My point is that a management team that doesn’t bother to measure track the most basic measures of operational performance might not have the intellectual wherewithal to implement lean. Lean methods are straightforward but their successful implementation does require a fundamental desire for and vision of operational excellence. Effective continual improvement is supported by managers and associates who show an interest in the many variables that affect their work and how those variables might be controlled. Mind you, one doesn’t have to be an engineer or a wizard in operations research to successfully implement lean methods. But one does need to be intellectually curious and have a certain amount of cognitive agility and a sense of appreciative wonder about how processes work. This might be another way of saying, managers have to be pretty smart to implement lean.
A manager who doesn’t bother to track downtime in his capital-intensive shop probably isn’t smart enough to effectively implement lean and, perhaps, never will be. Nor is a manager who doesn’t track scrap. Nor is a manager who can’t tell you what the rate of on-time shipments to best customers are.

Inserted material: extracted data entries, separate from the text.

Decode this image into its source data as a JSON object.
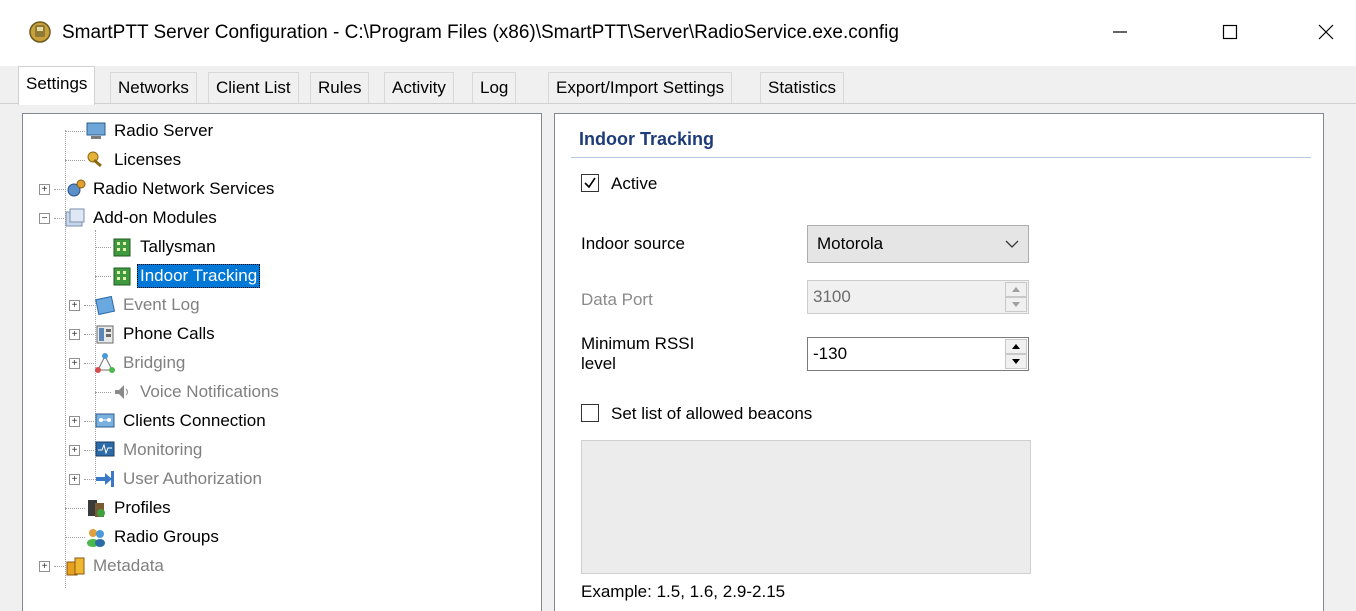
{
  "window": {
    "title": "SmartPTT Server Configuration - C:\\Program Files (x86)\\SmartPTT\\Server\\RadioService.exe.config",
    "controls": {
      "minimize": "minimize",
      "maximize": "maximize",
      "close": "close"
    }
  },
  "tabs": [
    {
      "label": "Settings",
      "active": true
    },
    {
      "label": "Networks"
    },
    {
      "label": "Client List"
    },
    {
      "label": "Rules"
    },
    {
      "label": "Activity"
    },
    {
      "label": "Log"
    },
    {
      "label": "Export/Import Settings"
    },
    {
      "label": "Statistics"
    }
  ],
  "tree": {
    "items": [
      {
        "label": "Radio Server",
        "icon": "server-icon",
        "state": "normal"
      },
      {
        "label": "Licenses",
        "icon": "key-icon",
        "state": "normal"
      },
      {
        "label": "Radio Network Services",
        "icon": "services-icon",
        "state": "normal",
        "expander": "+"
      },
      {
        "label": "Add-on Modules",
        "icon": "modules-icon",
        "state": "normal",
        "expander": "−"
      },
      {
        "label": "Tallysman",
        "icon": "building-icon",
        "state": "normal"
      },
      {
        "label": "Indoor Tracking",
        "icon": "building-icon",
        "state": "selected"
      },
      {
        "label": "Event Log",
        "icon": "event-log-icon",
        "state": "disabled",
        "expander": "+"
      },
      {
        "label": "Phone Calls",
        "icon": "phone-icon",
        "state": "normal",
        "expander": "+"
      },
      {
        "label": "Bridging",
        "icon": "bridging-icon",
        "state": "disabled",
        "expander": "+"
      },
      {
        "label": "Voice Notifications",
        "icon": "speaker-icon",
        "state": "disabled"
      },
      {
        "label": "Clients Connection",
        "icon": "clients-icon",
        "state": "normal",
        "expander": "+"
      },
      {
        "label": "Monitoring",
        "icon": "monitoring-icon",
        "state": "disabled",
        "expander": "+"
      },
      {
        "label": "User Authorization",
        "icon": "authorization-icon",
        "state": "disabled",
        "expander": "+"
      },
      {
        "label": "Profiles",
        "icon": "profiles-icon",
        "state": "normal"
      },
      {
        "label": "Radio Groups",
        "icon": "groups-icon",
        "state": "normal"
      },
      {
        "label": "Metadata",
        "icon": "database-icon",
        "state": "disabled",
        "expander": "+"
      }
    ]
  },
  "panel": {
    "title": "Indoor Tracking",
    "active_label": "Active",
    "active_checked": true,
    "indoor_source_label": "Indoor source",
    "indoor_source_value": "Motorola",
    "data_port_label": "Data Port",
    "data_port_value": "3100",
    "min_rssi_label_line1": "Minimum RSSI",
    "min_rssi_label_line2": "level",
    "min_rssi_value": "-130",
    "beacons_label": "Set list of allowed beacons",
    "beacons_checked": false,
    "example": "Example: 1.5, 1.6, 2.9-2.15"
  },
  "colors": {
    "selection": "#0078d7",
    "section_title": "#1e3c78",
    "disabled_text": "#808080"
  }
}
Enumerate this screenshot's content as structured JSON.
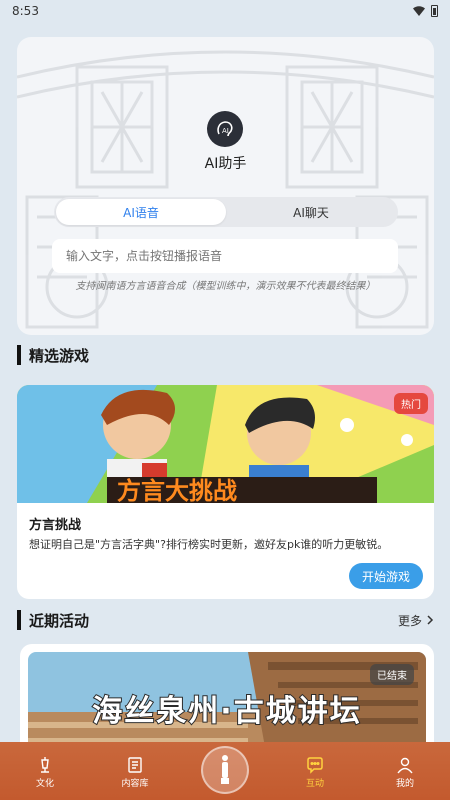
{
  "status": {
    "time": "8:53"
  },
  "ai": {
    "title": "AI助手",
    "tabs": [
      {
        "label": "AI语音",
        "active": true
      },
      {
        "label": "AI聊天",
        "active": false
      }
    ],
    "input_placeholder": "输入文字，点击按钮播报语音",
    "note": "支持闽南语方言语音合成（模型训练中，演示效果不代表最终结果）"
  },
  "games": {
    "section_title": "精选游戏",
    "badge": "热门",
    "banner_text": "方言大挑战",
    "title": "方言挑战",
    "desc": "想证明自己是\"方言活字典\"?排行榜实时更新，邀好友pk谁的听力更敏锐。",
    "button": "开始游戏"
  },
  "activities": {
    "section_title": "近期活动",
    "more": "更多",
    "badge": "已结束",
    "banner_title": "海丝泉州·古城讲坛"
  },
  "nav": {
    "items": [
      {
        "label": "文化",
        "icon": "culture-icon"
      },
      {
        "label": "内容库",
        "icon": "scroll-icon"
      },
      {
        "label": "",
        "icon": "statue-icon"
      },
      {
        "label": "互动",
        "icon": "chat-bubble-icon",
        "active": true
      },
      {
        "label": "我的",
        "icon": "profile-icon"
      }
    ]
  },
  "colors": {
    "accent": "#2f80ed",
    "button": "#3a9ee8",
    "nav_bg": "#c35a2e",
    "nav_active": "#ffd23f",
    "hot": "#e5483f"
  }
}
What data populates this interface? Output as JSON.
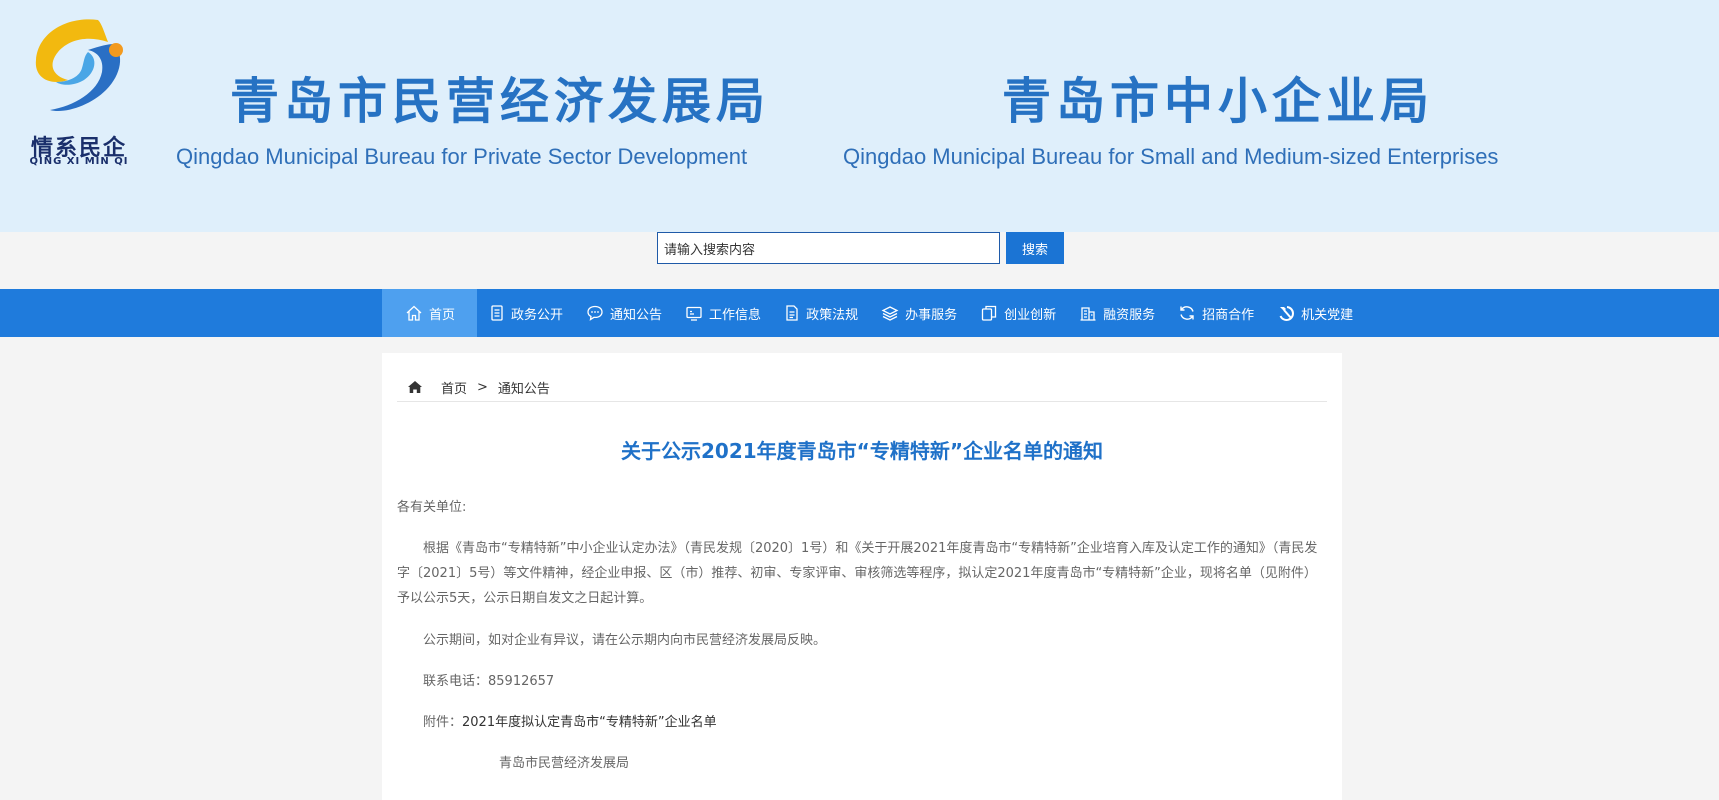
{
  "banner": {
    "logo_cn": "情系民企",
    "logo_en": "QING XI MIN QI",
    "title1_cn": "青岛市民营经济发展局",
    "title1_en": "Qingdao Municipal Bureau for Private Sector Development",
    "title2_cn": "青岛市中小企业局",
    "title2_en": "Qingdao Municipal Bureau for Small and Medium-sized Enterprises"
  },
  "search": {
    "value": "请输入搜索内容",
    "button": "搜索"
  },
  "nav": {
    "items": [
      {
        "label": "首页",
        "icon": "home-icon",
        "active": true
      },
      {
        "label": "政务公开",
        "icon": "document-icon"
      },
      {
        "label": "通知公告",
        "icon": "chat-bubble-icon"
      },
      {
        "label": "工作信息",
        "icon": "monitor-icon"
      },
      {
        "label": "政策法规",
        "icon": "file-list-icon"
      },
      {
        "label": "办事服务",
        "icon": "layers-icon"
      },
      {
        "label": "创业创新",
        "icon": "copy-icon"
      },
      {
        "label": "融资服务",
        "icon": "building-icon"
      },
      {
        "label": "招商合作",
        "icon": "refresh-icon"
      },
      {
        "label": "机关党建",
        "icon": "hammer-sickle-icon"
      }
    ]
  },
  "breadcrumb": {
    "home": "首页",
    "separator": ">",
    "current": "通知公告"
  },
  "article": {
    "title": "关于公示2021年度青岛市“专精特新”企业名单的通知",
    "salutation": "各有关单位:",
    "para1": "根据《青岛市“专精特新”中小企业认定办法》（青民发规〔2020〕1号）和《关于开展2021年度青岛市“专精特新”企业培育入库及认定工作的通知》（青民发字〔2021〕5号）等文件精神，经企业申报、区（市）推荐、初审、专家评审、审核筛选等程序，拟认定2021年度青岛市“专精特新”企业，现将名单（见附件）予以公示5天，公示日期自发文之日起计算。",
    "para2": "公示期间，如对企业有异议，请在公示期内向市民营经济发展局反映。",
    "para3": "联系电话：85912657",
    "attachment_label": "附件：",
    "attachment_link": "2021年度拟认定青岛市“专精特新”企业名单",
    "signature": "青岛市民营经济发展局"
  },
  "colors": {
    "banner_bg": "#dfeffb",
    "nav_bg": "#1f7bdc",
    "nav_active": "#4ea0ef",
    "title_blue": "#1f71c8"
  }
}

But can’t managers learn that such data is important and come to have motivation to gather and analyze the appropriate data? Sure, I suppose so. Transformation is always possible. But the odds are against it, in most cases, I think. Managers who haven’t been smart enough or curious enough to gather the most basic info about their operations during careers that might have lasted decades aren’t likely to suddenly change their ways when a new “Lean Program” comes along. Not voluntarily, at any rate.
What’s to be done, then, when managers just aren’t smart enough to effectively implement lean? Well, the plant I mentioned at the outset of this post didn’t really start implementing lean effectively until the plant manager in question left and a new one, a much smarter one, replaced him. Sometimes you just need to have the right people in the right seats on the bus.